The latest example involves the VP of corporate communications for America’s biggest retailer, and his red-lining of an op-ed piece by Tim Egan of The New York Times. In the offending op-ed, Egan takes Walmart to task for not paying its workers a “living wage” (at least compared to Starbucks):
“Walmart could make life easier for its 1.4 million workers, without diminishing its stock value. Writing in Fortune.com, Stephen Gandel concluded that Walmart could give workers a 50 percent raise without hurting shareholder value.”
Walmart’s PR guy David Tovar turned to the comfort of the retailer’s “owned” blog to refute the veracity of many of Mr. Egan’s assertions, line-by-line. His lede:
“We saw this article in The New York Times and couldn’t overlook how wildly inaccurate it is, so we had some fun with it. I hope you will too.”
(My guess he’d be less cavalier if this were Stephanie Clifford, The Times’s retail industry reporter, as opposed to an opinion page columnist.)
Of course, those on both side of the minimum wage debate jumped on this audacious, yet controlled tactic that attempted to take apart this disagreeable piece. Many in the right wing noise machine, e.g., Glenn Beck’s The Blaze, applauded Mr. Tovar’s boldness, which compelled Mr. Egan to respond to Wal-Mart’s refute of his original column.
In the latest iteration of this saga, The Huffington Post weighed in with its own fact-check of Mr. Tovar’s fact-check.
“In the face of such success, it seems almost unsporting to fact-check Walmart’s fact-check — almost, but not quite.”

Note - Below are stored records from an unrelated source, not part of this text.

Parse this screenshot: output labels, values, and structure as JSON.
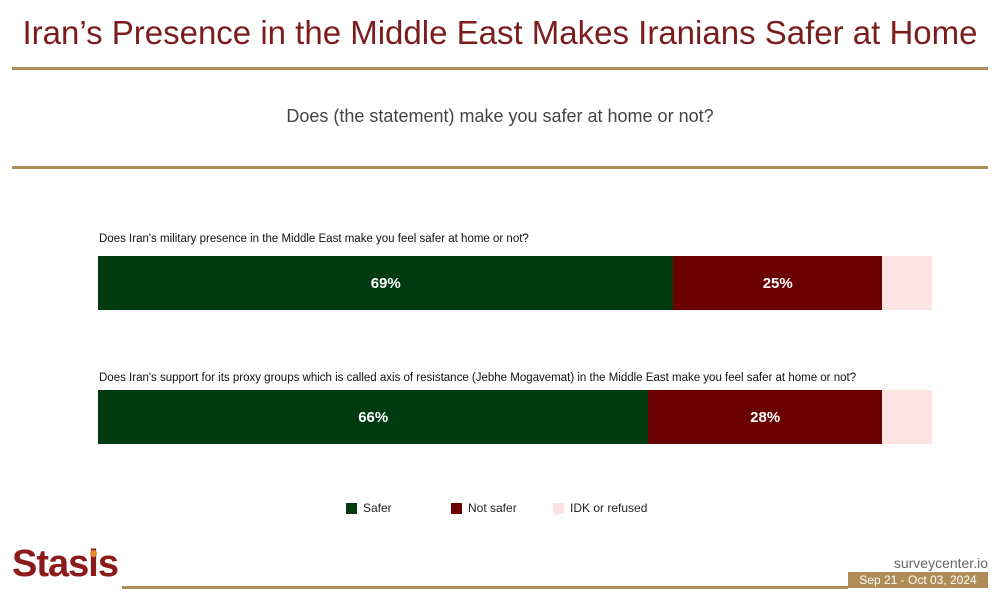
{
  "header": {
    "title": "Iran’s Presence in the Middle East Makes Iranians Safer at Home",
    "subtitle": "Does (the statement) make you safer at home or not?"
  },
  "chart_data": {
    "type": "bar",
    "orientation": "horizontal",
    "stacked": true,
    "categories": [
      "Does Iran's military presence in the Middle East make you feel safer at home or not?",
      "Does Iran's support for its proxy groups which is called axis of resistance (Jebhe Mogavemat) in the Middle East make you feel safer at home or not?"
    ],
    "series": [
      {
        "name": "Safer",
        "values": [
          69,
          66
        ],
        "labels": [
          "69%",
          "66%"
        ],
        "color": "#003a10"
      },
      {
        "name": "Not safer",
        "values": [
          25,
          28
        ],
        "labels": [
          "25%",
          "28%"
        ],
        "color": "#6b0000"
      },
      {
        "name": "IDK or refused",
        "values": [
          6,
          6
        ],
        "color": "#fde3e1"
      }
    ],
    "xlim": [
      0,
      100
    ],
    "legend_position": "bottom",
    "grid": false
  },
  "legend": {
    "items": [
      {
        "label": "Safer",
        "color": "#003a10"
      },
      {
        "label": "Not safer",
        "color": "#6b0000"
      },
      {
        "label": "IDK or refused",
        "color": "#fde3e1"
      }
    ]
  },
  "footer": {
    "brand": "Stasis",
    "site": "surveycenter.io",
    "date_range": "Sep 21 - Oct 03, 2024"
  }
}
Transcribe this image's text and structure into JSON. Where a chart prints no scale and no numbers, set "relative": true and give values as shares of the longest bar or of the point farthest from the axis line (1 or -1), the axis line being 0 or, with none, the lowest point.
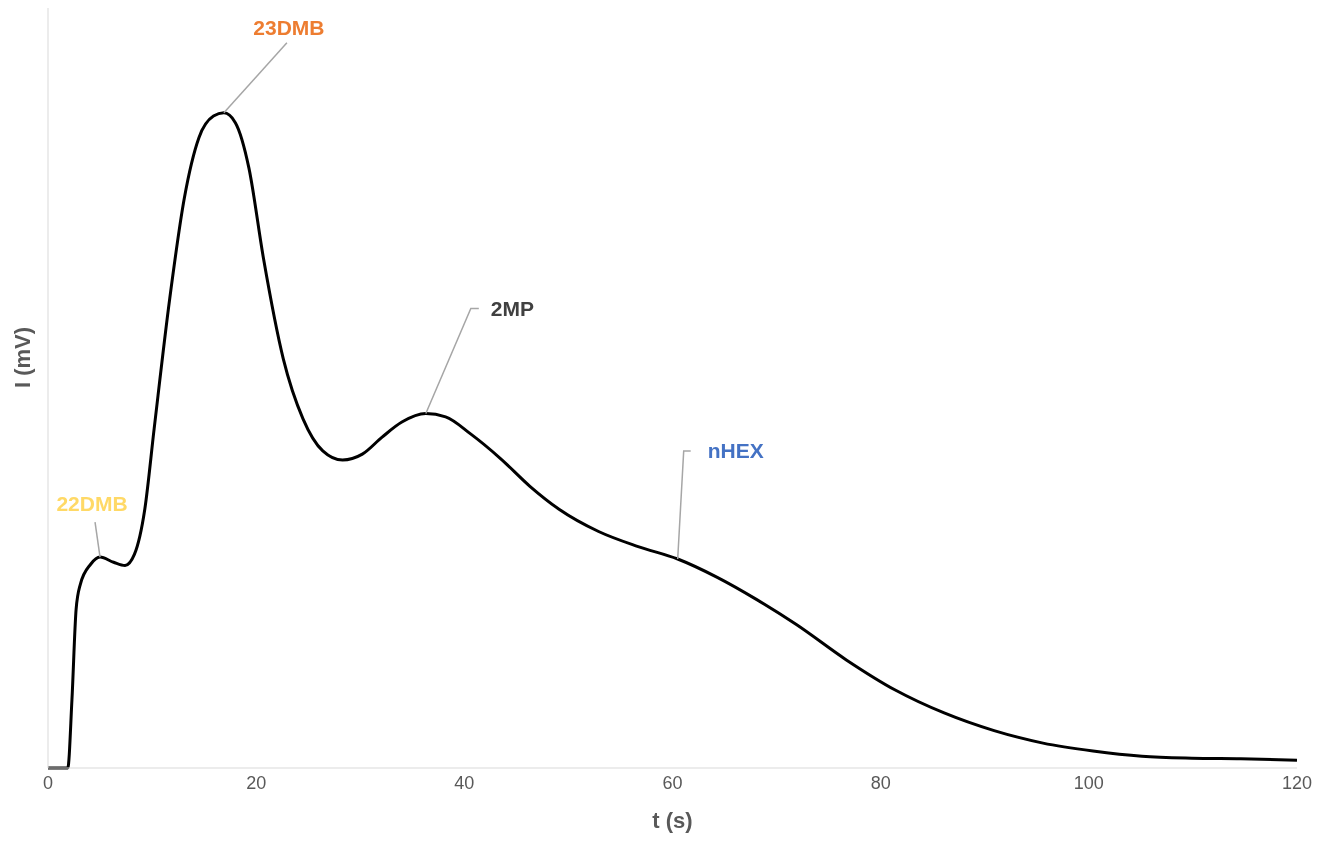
{
  "chart_data": {
    "type": "line",
    "relative": true,
    "xlabel": "t (s)",
    "ylabel": "I (mV)",
    "xlim": [
      0,
      120
    ],
    "xticks": [
      0,
      20,
      40,
      60,
      80,
      100,
      120
    ],
    "grid": false,
    "series": [
      {
        "color": "#000000",
        "x": [
          0,
          1.9,
          2.3,
          2.7,
          3.1,
          4.1,
          5.0,
          6.3,
          7.4,
          8.3,
          9.3,
          10.2,
          11.7,
          13.1,
          14.5,
          15.9,
          16.9,
          18.0,
          19.3,
          20.7,
          22.6,
          24.5,
          26.4,
          28.3,
          30.2,
          32.1,
          34.0,
          36.3,
          38.2,
          40.6,
          43.5,
          46.3,
          49.1,
          52.9,
          56.7,
          60.5,
          64.3,
          68.1,
          71.9,
          76.7,
          81.4,
          86.1,
          90.9,
          95.6,
          100.4,
          105.1,
          109.9,
          114.6,
          120
        ],
        "values": [
          0,
          0,
          0.104,
          0.242,
          0.28,
          0.311,
          0.322,
          0.314,
          0.309,
          0.326,
          0.395,
          0.518,
          0.717,
          0.87,
          0.962,
          0.995,
          1,
          0.985,
          0.916,
          0.778,
          0.625,
          0.533,
          0.484,
          0.47,
          0.479,
          0.505,
          0.528,
          0.541,
          0.536,
          0.51,
          0.472,
          0.43,
          0.395,
          0.361,
          0.338,
          0.319,
          0.291,
          0.257,
          0.219,
          0.165,
          0.119,
          0.084,
          0.057,
          0.038,
          0.026,
          0.018,
          0.015,
          0.014,
          0.012
        ]
      }
    ],
    "annotations": [
      {
        "text": "22DMB",
        "x": 5.0,
        "y": 0.322
      },
      {
        "text": "23DMB",
        "x": 16.9,
        "y": 1
      },
      {
        "text": "2MP",
        "x": 36.3,
        "y": 0.541
      },
      {
        "text": "nHEX",
        "x": 60.5,
        "y": 0.319
      }
    ]
  }
}
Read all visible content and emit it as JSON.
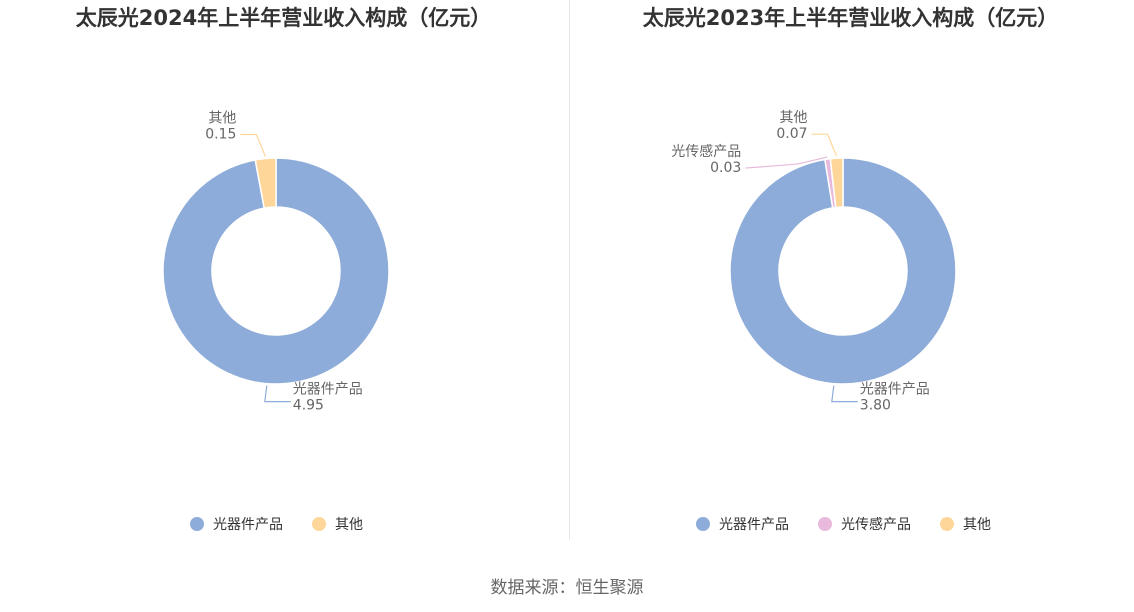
{
  "chart_data": [
    {
      "type": "pie",
      "title": "太辰光2024年上半年营业收入构成（亿元）",
      "series": [
        {
          "name": "光器件产品",
          "value": 4.95,
          "label": "4.95",
          "color": "#8eacd9"
        },
        {
          "name": "其他",
          "value": 0.15,
          "label": "0.15",
          "color": "#ffd699"
        }
      ],
      "legend": {
        "position": "bottom"
      }
    },
    {
      "type": "pie",
      "title": "太辰光2023年上半年营业收入构成（亿元）",
      "series": [
        {
          "name": "光器件产品",
          "value": 3.8,
          "label": "3.80",
          "color": "#8eacd9"
        },
        {
          "name": "光传感产品",
          "value": 0.03,
          "label": "0.03",
          "color": "#e8b9dc"
        },
        {
          "name": "其他",
          "value": 0.07,
          "label": "0.07",
          "color": "#ffd699"
        }
      ],
      "legend": {
        "position": "bottom"
      }
    }
  ],
  "source": "数据来源：恒生聚源"
}
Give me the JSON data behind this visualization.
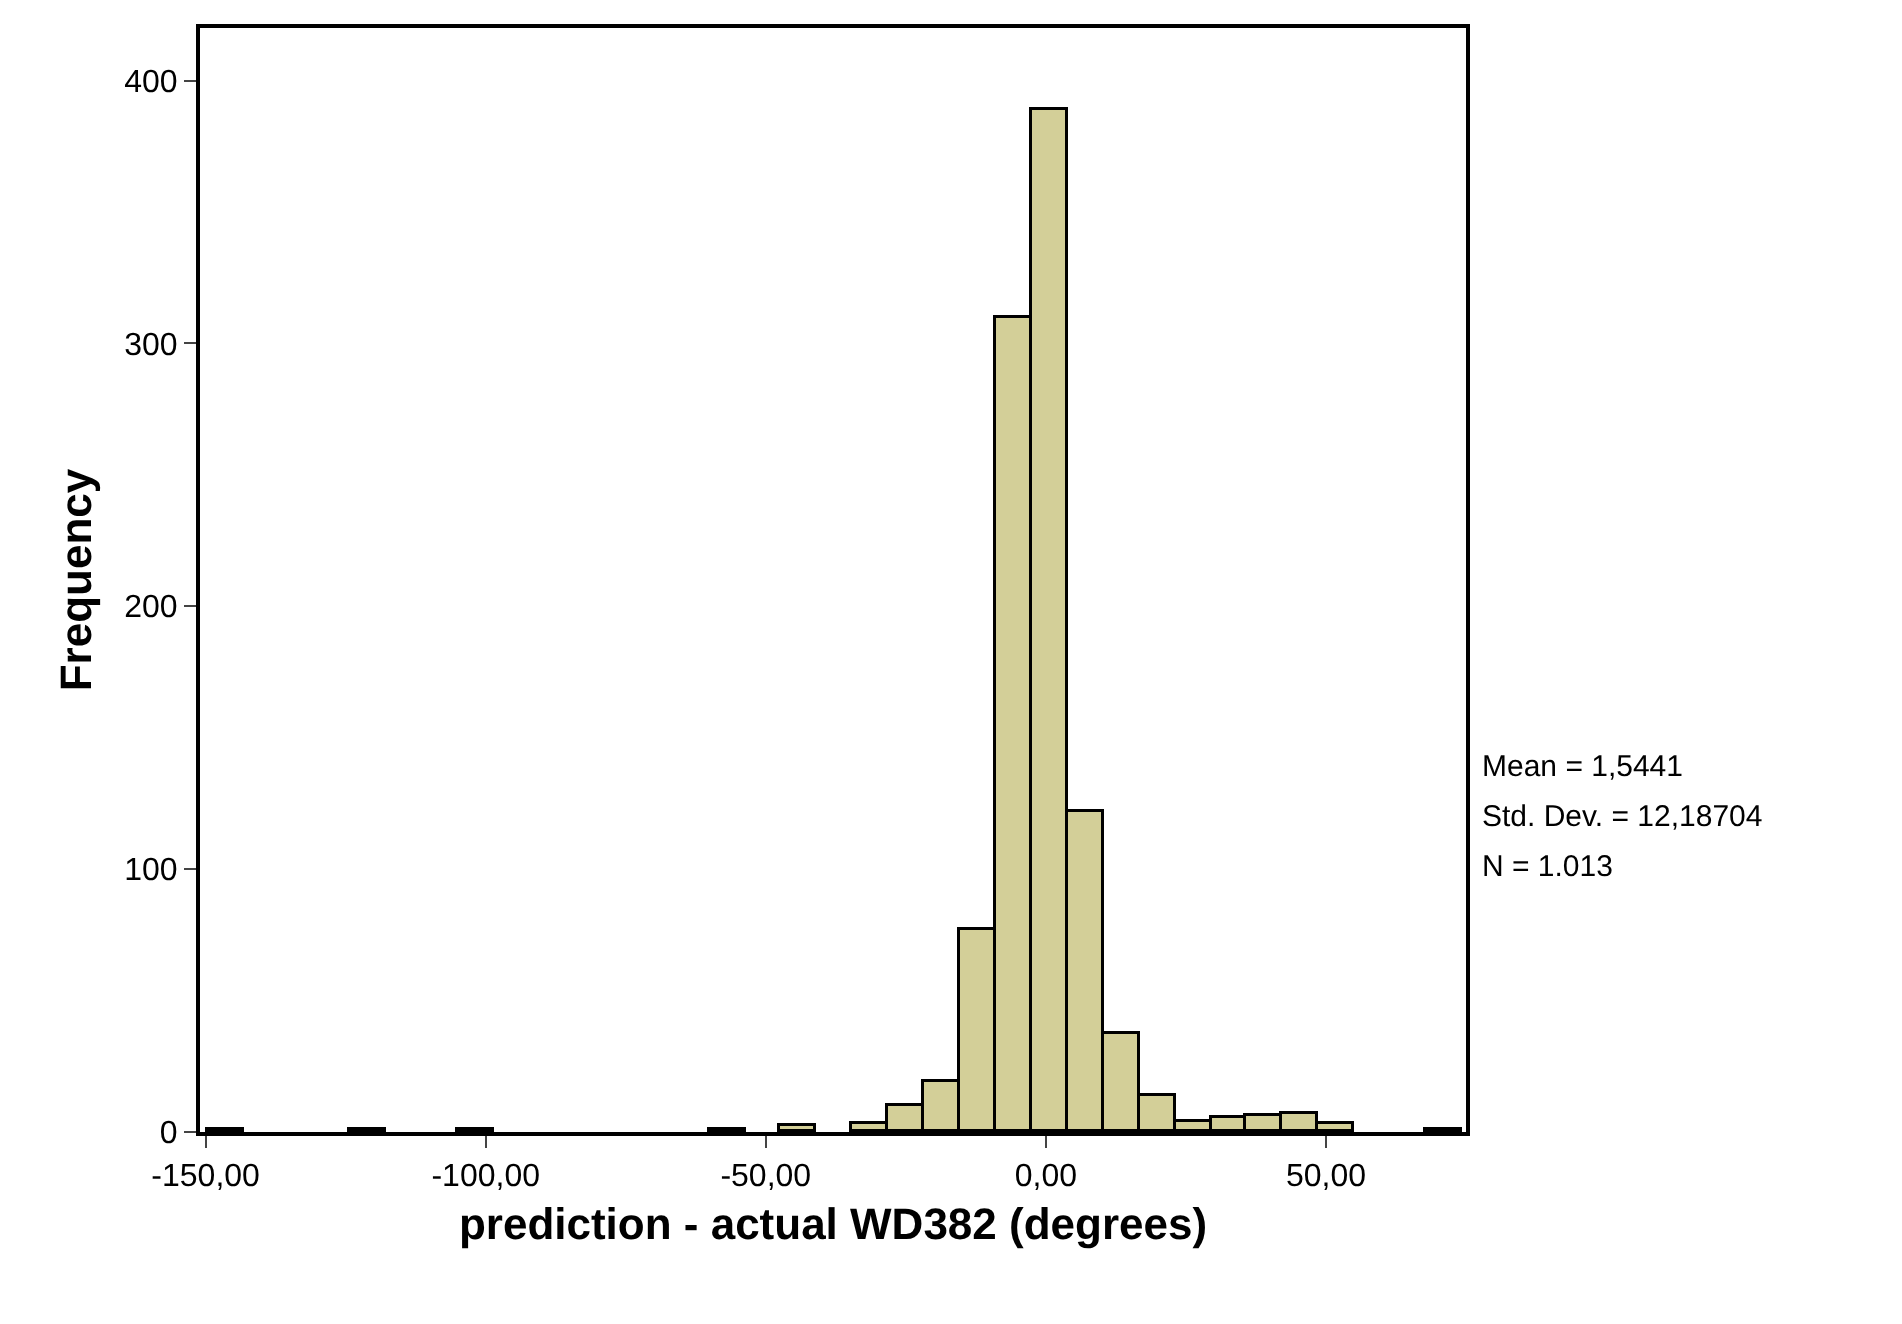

While HuffPost has an admittedly liberal bent, it makes a pretty compelling case in support of the original assertions Mr. Egan made, and debunks the factual basis on which Mr. Tovar questioned them in his snarky blog post. For example:
“Egan accused Walmart of draining U.S. tax coffers because its workers make so little that they have to go on food stamps and other public assistance to make ends meet. “We are the largest tax payer in America,” Tovar countered. “Can we see your math?” Actually, we would like to see Walmart’s math, because Exxon Mobil, Chevron, Apple and Wells Fargo paid more in taxes than Walmart, according to a January study by 24/7 Wall Street.”
And there’s more.
I’ll try not to get too mired in the fray, but there’s something telling in the notion that nowadays, a for-profit company blog can go toe-to-toe with a journalistic enterprise like The New York Times. I’m not so sure this is a positive development, though there’s clear value for a company to speak directly to its constituents (as opposed to asking a news organization for a factual correction).
Wal-Mart already has spent untold millions in advertising attempting to move the needle on these vexing issues, but this one blog post and the news and social propagation it spawned probably had a bigger impact at a fraction of the cost. Even so, I continue to wonder whether the concept of “a trusted news source” has lost much of its mojo.